St. Ignatius Mission

Step inside the historic St. Ignatius Mission for a surprise: 58 stunning, hand-painted murals seem to light up the walls and ceiling of this National Historical Site. Situated in the town of St. Ignatius, at the base of the rugged Mission Mountains, the mission was built in 1891 by local Indians and Jesuit missionaries. The bricks used to build it were made from local clay.

As for the main attraction, the amazing frescoes, they were created many years ago by the mission’s cook and handyman, Brother Joseph Carignano. An Italian Jesuit, Brother Joseph was, believe it or not, a self-taught artist. Gazing at his work in the mission, it truly is difficult to believe that he taught himself how to paint like that.

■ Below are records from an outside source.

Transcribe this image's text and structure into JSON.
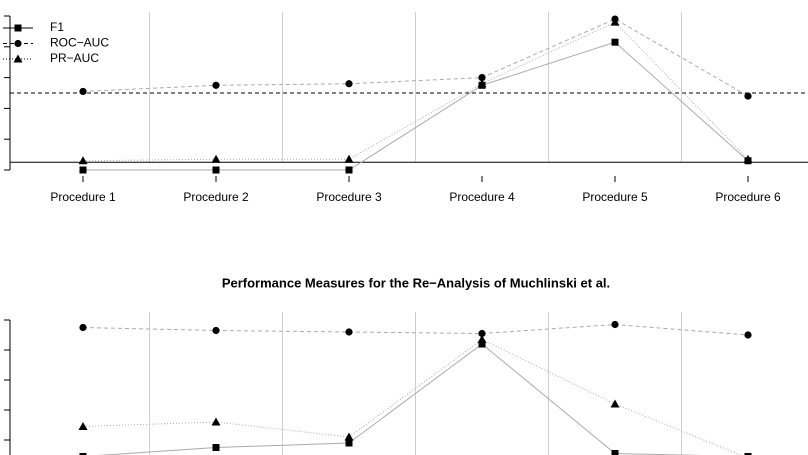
{
  "chart_data": [
    {
      "type": "line",
      "categories": [
        "Procedure 1",
        "Procedure 2",
        "Procedure 3",
        "Procedure 4",
        "Procedure 5",
        "Procedure 6"
      ],
      "series": [
        {
          "name": "F1",
          "color": "#aaaaaa",
          "marker": "square",
          "line_style": "solid",
          "values": [
            0,
            0,
            0,
            0.55,
            0.83,
            0.06
          ]
        },
        {
          "name": "ROC−AUC",
          "color": "#aaaaaa",
          "marker": "circle",
          "line_style": "dashed",
          "values": [
            0.51,
            0.55,
            0.56,
            0.6,
            0.98,
            0.48
          ]
        },
        {
          "name": "PR−AUC",
          "color": "#aaaaaa",
          "marker": "triangle",
          "line_style": "dotted",
          "values": [
            0.06,
            0.07,
            0.07,
            0.56,
            0.96,
            0.07
          ]
        }
      ],
      "reference_lines": [
        {
          "value": 0.5,
          "style": "dashed"
        },
        {
          "value": 0.05,
          "style": "solid"
        }
      ],
      "ylim": [
        0,
        1
      ],
      "yticks": [
        0,
        0.2,
        0.4,
        0.6,
        0.8,
        1
      ],
      "legend": "top-left"
    },
    {
      "type": "line",
      "title": "Performance Measures for the Re−Analysis of Muchlinski et al.",
      "categories": [
        null,
        null,
        null,
        null,
        null,
        null
      ],
      "series": [
        {
          "name": "F1",
          "color": "#aaaaaa",
          "marker": "square",
          "line_style": "solid",
          "values": [
            0.09,
            0.15,
            0.18,
            0.84,
            0.11,
            0.09
          ]
        },
        {
          "name": "ROC−AUC",
          "color": "#aaaaaa",
          "marker": "circle",
          "line_style": "dashed",
          "values": [
            0.95,
            0.93,
            0.92,
            0.91,
            0.97,
            0.9
          ]
        },
        {
          "name": "PR−AUC",
          "color": "#aaaaaa",
          "marker": "triangle",
          "line_style": "dotted",
          "values": [
            0.29,
            0.32,
            0.22,
            0.87,
            0.44,
            0.08
          ]
        }
      ],
      "ylim": [
        0,
        1
      ],
      "yticks": [
        0,
        0.2,
        0.4,
        0.6,
        0.8,
        1
      ],
      "legend": "none"
    }
  ]
}
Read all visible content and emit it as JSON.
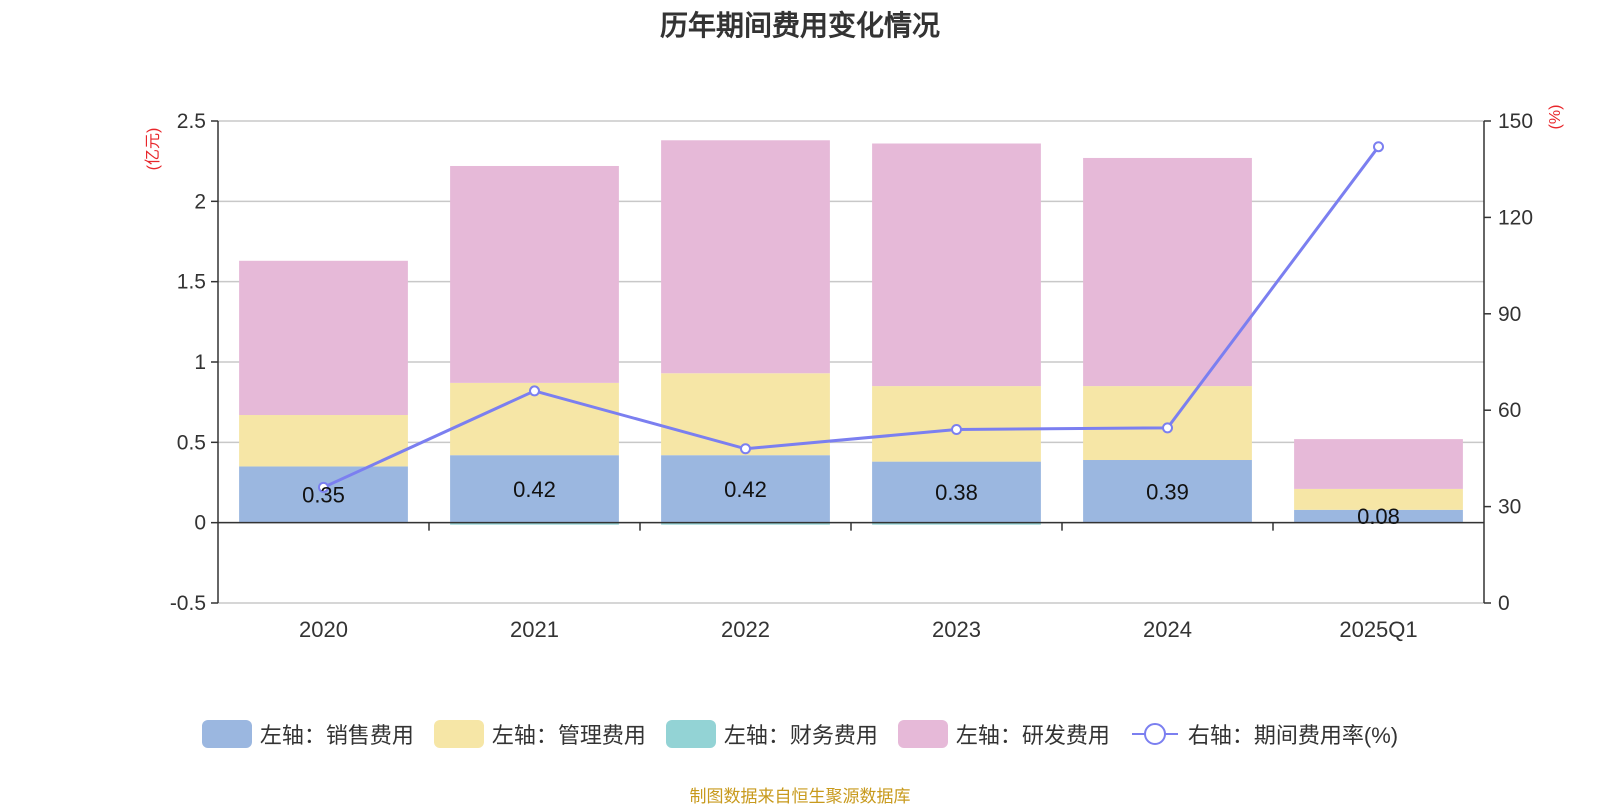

View of nave, interior of St. Ignatius Mission, St. Ignatius, Montana. Photo courtesy of Wikipedia.

It’s nice to take your time, sit in one of the mission’s pews, relax, and take it all in. If you ever have a chance to hear a choir concert in the mission, go. The acoustics in the high-ceilinged church are wonderful. Or, if you’re so inclined, you can attend Mass here on Sunday mornings.

Visiting the St. Ignatius Mission and its two smaller historical buildings is free, but donations are always welcome. Also, you can buy a little book about the mission’s interesting history for $3.

Find the St. Ignatius Mission by heading north on highway 93 from Missoula. Once you’ve gone about 40 miles, watch for signs that will direct you to the old church.